Buckeye has developed a high-speed, fiber-optic network that covers some 2,200 miles in northwest Ohio. Buckeye spokesman Tom Dawson said the company invested upward of $100 million to build its high-speed network, a process which began in 1997 and took more than four years to complete.
For $69.99 per month, Buckeye customers can purchase cable modem speeds of up to 10.0 Mbps, which is about 150 times faster than an average dial-up connection.
By comparison, the free Internet service MetroFi offers is for a download speed of up to 1.0 Mbps, which is 10 times slower than Buckeye's fastest speeds.
Anyone who wishes to purchase MetroFi network access at Buckeye cable speeds (up to 10.0 Mbps) could pay a flat monthly fee of $350, provided they agree to view ads.
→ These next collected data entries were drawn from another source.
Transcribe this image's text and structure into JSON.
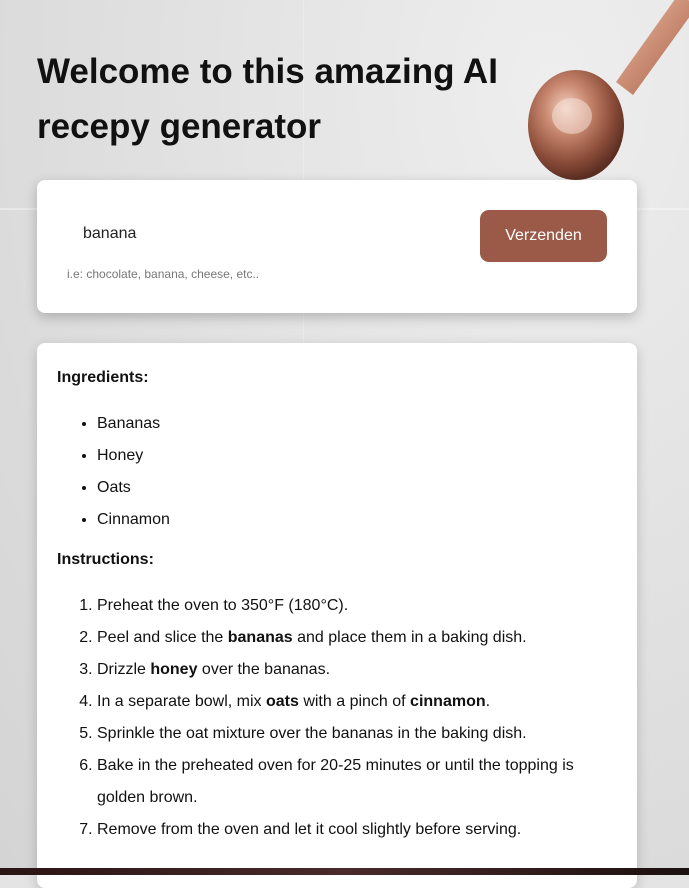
{
  "page": {
    "title": "Welcome to this amazing AI recepy generator"
  },
  "search": {
    "value": "banana",
    "hint": "i.e: chocolate, banana, cheese, etc..",
    "submit_label": "Verzenden"
  },
  "recipe": {
    "ingredients_title": "Ingredients:",
    "ingredients": [
      "Bananas",
      "Honey",
      "Oats",
      "Cinnamon"
    ],
    "instructions_title": "Instructions:",
    "steps": [
      [
        {
          "t": "Preheat the oven to 350°F (180°C).",
          "b": false
        }
      ],
      [
        {
          "t": "Peel and slice the ",
          "b": false
        },
        {
          "t": "bananas",
          "b": true
        },
        {
          "t": " and place them in a baking dish.",
          "b": false
        }
      ],
      [
        {
          "t": "Drizzle ",
          "b": false
        },
        {
          "t": "honey",
          "b": true
        },
        {
          "t": " over the bananas.",
          "b": false
        }
      ],
      [
        {
          "t": "In a separate bowl, mix ",
          "b": false
        },
        {
          "t": "oats",
          "b": true
        },
        {
          "t": " with a pinch of ",
          "b": false
        },
        {
          "t": "cinnamon",
          "b": true
        },
        {
          "t": ".",
          "b": false
        }
      ],
      [
        {
          "t": "Sprinkle the oat mixture over the bananas in the baking dish.",
          "b": false
        }
      ],
      [
        {
          "t": "Bake in the preheated oven for 20-25 minutes or until the topping is golden brown.",
          "b": false
        }
      ],
      [
        {
          "t": "Remove from the oven and let it cool slightly before serving.",
          "b": false
        }
      ]
    ]
  },
  "colors": {
    "accent": "#9a5a47",
    "card": "#ffffff"
  },
  "icons": {
    "decor": "measuring-spoon-icon"
  }
}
Otherwise, customers looking for Wi-Fi speeds of 1.5, 3.0, 5.0, or 10.0 Mbps could pay anywhere from $399 to $1,699 monthly, depending on the desired download speed.
The increased Wi-Fi costs, quoted by MetroFi, are required because the firm would have to install special equipment on top of a customer's home.
Buckeye Cable's proposal is light on details, but company officials said the brevity of the offer was by design.
The Toledo company proposed that a meeting take place between the city and company to further pinpoint the city's Wi-Fi needs before prices are discussed.
Buckeye roughly estimated the cost of building a citywide Wi-Fi network as between $11 million and $17.6 million.
"We're just not sure how much [Wi-Fi] use there is in a [Toledo] public park," Mr. Dawson said. "In the first place, you don't use it in December. Secondly, do you want to fight the bugs in the summertime? And third, can you see the [laptop] screen in the sunlight?"
"I just don't know that there's a lot of demand. Those are the kinds of things we'd like to explore with the city," Mr. Dawson said.
Buckeye said in its proposal that it currently provides Wi-Fi service at nearly 40 Toledo-area locations, including all Toledo-Lucas County Public Library branches, some YMCA facilities, and Fifth Third Field.
Buckeye subscribers have free Wi-Fi access at all of those locations, while nonsubscribers can pay hourly, daily, or monthly rates.
The Toledo company, in business in South Toledo since 1965 with 600 employees, said it has already secured the necessary government permits to deploy a Wi-Fi system in the city.
Mr. Jensen said yesterday that Buckeye has recently agreed to provide Wi-Fi at 15 Burger King locations in the Toledo area, at no charge to customers who will use the network.
He said Buckeye was looking forward to further discussing Wi-Fi expansion with the city, but it sounds like that discussion might not happen.
"We were more than happy to sit down and work through something with them," Mr. Jensen said.
"But if the city feels it needs to go to California to get the expertise and support they need, that's their decision."
As for the negotiations that are ongoing between the city and MetroFi, both sides said the talks were still in the early stages.
But MetroFi's Mr. Haas said he felt positive about yesterday's meeting before he left Toledo.
"It was a great meeting, and we look forward to coming to Toledo," Mr. Haas said. "I expect the city to move fairly quickly on its decision."
Since it was established in 2002, MetroFi has either constructed, or is in the process of building, wireless networks in 10 cities, including Aurora, Ill., and Santa Clara, Calif.
The company has also submitted proposals to several other cities.